Oil prices - The average price of West Texas Intermediate (WTI) oil on a quarterly basis peaked at US$124/barrel in the June quarter of 2008 but had declined to US$43/barrel by the March 2009 quarter as demand fell with the slowing of the world economy. Based on the average futures prices for WTI oil in March 2009, it is assumed that the price of oil will gradually increase over time, reaching US$60/barrel by the end of 2010 and around US$68/barrel by the end of the forecast period. Over most of the forecast period the oil price assumption contained in the Budget Forecasts is approximately 20% below that assumed in the December Forecasts.

Terms of trade - The merchandise terms of trade (as measured in the System of National Accounts) are estimated to decline nearly 12% on an annual average basis over the March 2010 year. After reaching a low in the December 2009 quarter, the terms of trade are expected to recover by around 10% over the remainder of the forecast period when they will be nearly 10% below their March 2008 peak.
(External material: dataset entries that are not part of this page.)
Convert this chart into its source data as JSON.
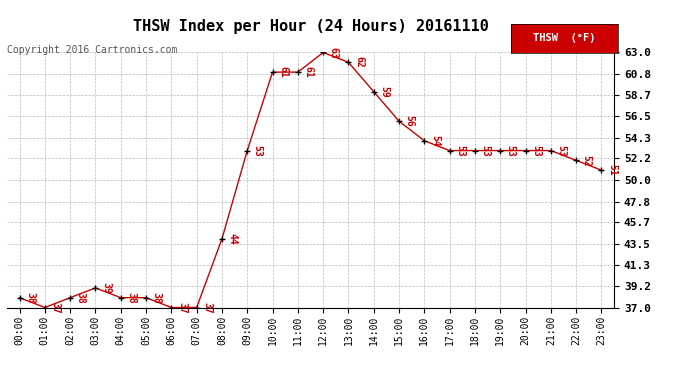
{
  "title": "THSW Index per Hour (24 Hours) 20161110",
  "copyright": "Copyright 2016 Cartronics.com",
  "legend_label": "THSW  (°F)",
  "hours": [
    "00:00",
    "01:00",
    "02:00",
    "03:00",
    "04:00",
    "05:00",
    "06:00",
    "07:00",
    "08:00",
    "09:00",
    "10:00",
    "11:00",
    "12:00",
    "13:00",
    "14:00",
    "15:00",
    "16:00",
    "17:00",
    "18:00",
    "19:00",
    "20:00",
    "21:00",
    "22:00",
    "23:00"
  ],
  "values": [
    38,
    37,
    38,
    39,
    38,
    38,
    37,
    37,
    44,
    53,
    61,
    61,
    63,
    62,
    59,
    56,
    54,
    53,
    53,
    53,
    53,
    53,
    52,
    51
  ],
  "line_color": "#cc0000",
  "marker_color": "#000000",
  "label_color": "#cc0000",
  "legend_bg": "#cc0000",
  "legend_text_color": "#ffffff",
  "background_color": "#ffffff",
  "grid_color": "#bbbbbb",
  "ylim": [
    37.0,
    63.0
  ],
  "yticks": [
    37.0,
    39.2,
    41.3,
    43.5,
    45.7,
    47.8,
    50.0,
    52.2,
    54.3,
    56.5,
    58.7,
    60.8,
    63.0
  ],
  "title_fontsize": 11,
  "label_fontsize": 7,
  "copyright_fontsize": 7,
  "axis_fontsize": 7
}
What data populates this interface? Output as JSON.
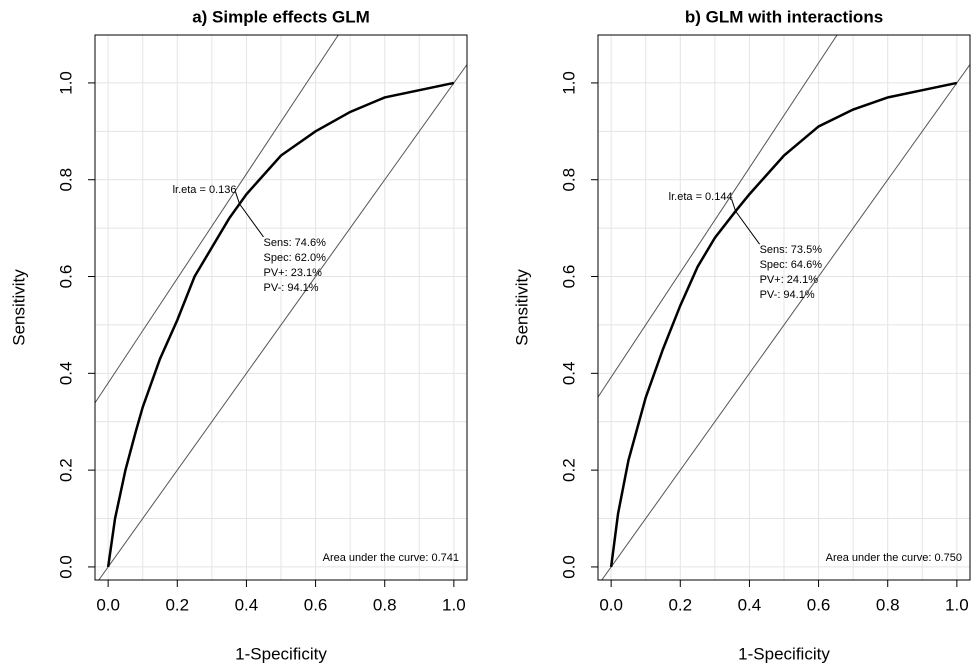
{
  "chart_data": [
    {
      "type": "line",
      "title": "a) Simple effects GLM",
      "xlabel": "1-Specificity",
      "ylabel": "Sensitivity",
      "x": [
        0,
        0.02,
        0.05,
        0.08,
        0.1,
        0.15,
        0.2,
        0.25,
        0.3,
        0.35,
        0.38,
        0.4,
        0.45,
        0.5,
        0.6,
        0.7,
        0.8,
        0.9,
        1
      ],
      "values": [
        0,
        0.1,
        0.2,
        0.28,
        0.33,
        0.43,
        0.51,
        0.6,
        0.66,
        0.72,
        0.75,
        0.77,
        0.81,
        0.85,
        0.9,
        0.94,
        0.97,
        0.985,
        1
      ],
      "color": "#000000",
      "reference_lines": [
        {
          "intercept": 0,
          "slope": 1
        },
        {
          "intercept": 0.38,
          "slope": 1.08
        }
      ],
      "annotation": {
        "label": "lr.eta = 0.136",
        "x": 0.38,
        "y": 0.75,
        "lines": [
          "Sens: 74.6%",
          "Spec: 62.0%",
          "PV+: 23.1%",
          "PV-: 94.1%"
        ]
      },
      "auc_text": "Area under the curve: 0.741",
      "xlim": [
        -0.038,
        1.038
      ],
      "ylim": [
        -0.027,
        1.099
      ],
      "xticks": [
        {
          "value": 0,
          "label": "0.0"
        },
        0.2,
        0.4,
        0.6,
        0.8,
        {
          "value": 1,
          "label": "1.0"
        }
      ],
      "yticks": [
        {
          "value": 0,
          "label": "0.0"
        },
        0.2,
        0.4,
        0.6,
        0.8,
        {
          "value": 1,
          "label": "1.0"
        }
      ],
      "xgrid": [
        0,
        0.1,
        0.2,
        0.3,
        0.4,
        0.5,
        0.6,
        0.7,
        0.8,
        0.9,
        1
      ],
      "ygrid": [
        0,
        0.1,
        0.2,
        0.3,
        0.4,
        0.5,
        0.6,
        0.7,
        0.8,
        0.9,
        1
      ]
    },
    {
      "type": "line",
      "title": "b) GLM with interactions",
      "xlabel": "1-Specificity",
      "ylabel": "Sensitivity",
      "x": [
        0,
        0.02,
        0.05,
        0.1,
        0.15,
        0.2,
        0.25,
        0.3,
        0.36,
        0.4,
        0.45,
        0.5,
        0.6,
        0.7,
        0.8,
        0.9,
        1
      ],
      "values": [
        0,
        0.11,
        0.22,
        0.35,
        0.45,
        0.54,
        0.62,
        0.68,
        0.735,
        0.77,
        0.81,
        0.85,
        0.91,
        0.945,
        0.97,
        0.985,
        1
      ],
      "color": "#000000",
      "reference_lines": [
        {
          "intercept": 0,
          "slope": 1
        },
        {
          "intercept": 0.392,
          "slope": 1.082
        }
      ],
      "annotation": {
        "label": "lr.eta = 0.144",
        "x": 0.36,
        "y": 0.735,
        "lines": [
          "Sens: 73.5%",
          "Spec: 64.6%",
          "PV+: 24.1%",
          "PV-: 94.1%"
        ]
      },
      "auc_text": "Area under the curve: 0.750",
      "xlim": [
        -0.038,
        1.038
      ],
      "ylim": [
        -0.027,
        1.099
      ],
      "xticks": [
        {
          "value": 0,
          "label": "0.0"
        },
        0.2,
        0.4,
        0.6,
        0.8,
        {
          "value": 1,
          "label": "1.0"
        }
      ],
      "yticks": [
        {
          "value": 0,
          "label": "0.0"
        },
        0.2,
        0.4,
        0.6,
        0.8,
        {
          "value": 1,
          "label": "1.0"
        }
      ],
      "xgrid": [
        0,
        0.1,
        0.2,
        0.3,
        0.4,
        0.5,
        0.6,
        0.7,
        0.8,
        0.9,
        1
      ],
      "ygrid": [
        0,
        0.1,
        0.2,
        0.3,
        0.4,
        0.5,
        0.6,
        0.7,
        0.8,
        0.9,
        1
      ]
    }
  ]
}
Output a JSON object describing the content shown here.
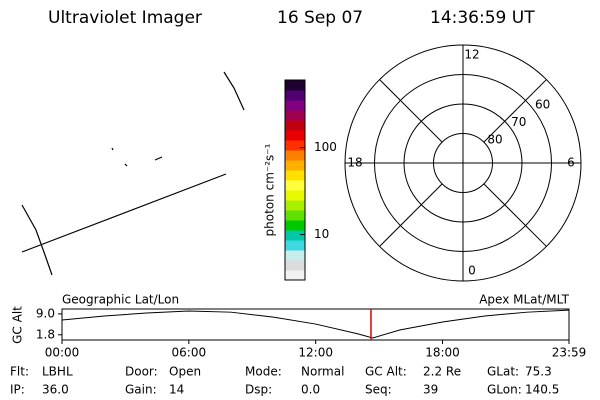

Monetary conditions - After having fallen 25% between the March 2008 and 2009 quarters, the New Zealand dollar exchange rate is assumed to appreciate to an average of 55.5 on the TWI in the June 2009 quarter before depreciating a further 11% to 49.5 by the beginning of 2010. The TWI is expected to end the forecast period around 52. Ninety-day interest rates are assumed to fall to 2.5% in the June quarter of 2009 and remain around this level for the best part of two years before increasing over the final two years of the forecast.

External migration - The net inflow of permanent and long-term migrants is assumed to increase from under 6,200 in the year to February 2009 to 10,000 per annum by mid-2010.

Policy and tax - The economic forecasts incorporate the decision to postpone the changes to personal tax rates and thresholds which were due to occur from 1 April 2010 and 1 April 2011. As a result, personal tax rates and thresholds are assumed to remain at their current rates and levels throughout the forecast period which ends in June 2013. The Emissions Trading Scheme is assumed to impact on stationary energy and liquid fuels from 1 January 2010 and 1 January 2011 respectively, as assumed in the December Forecasts. This scheme is currently under review but no decisions have been taken.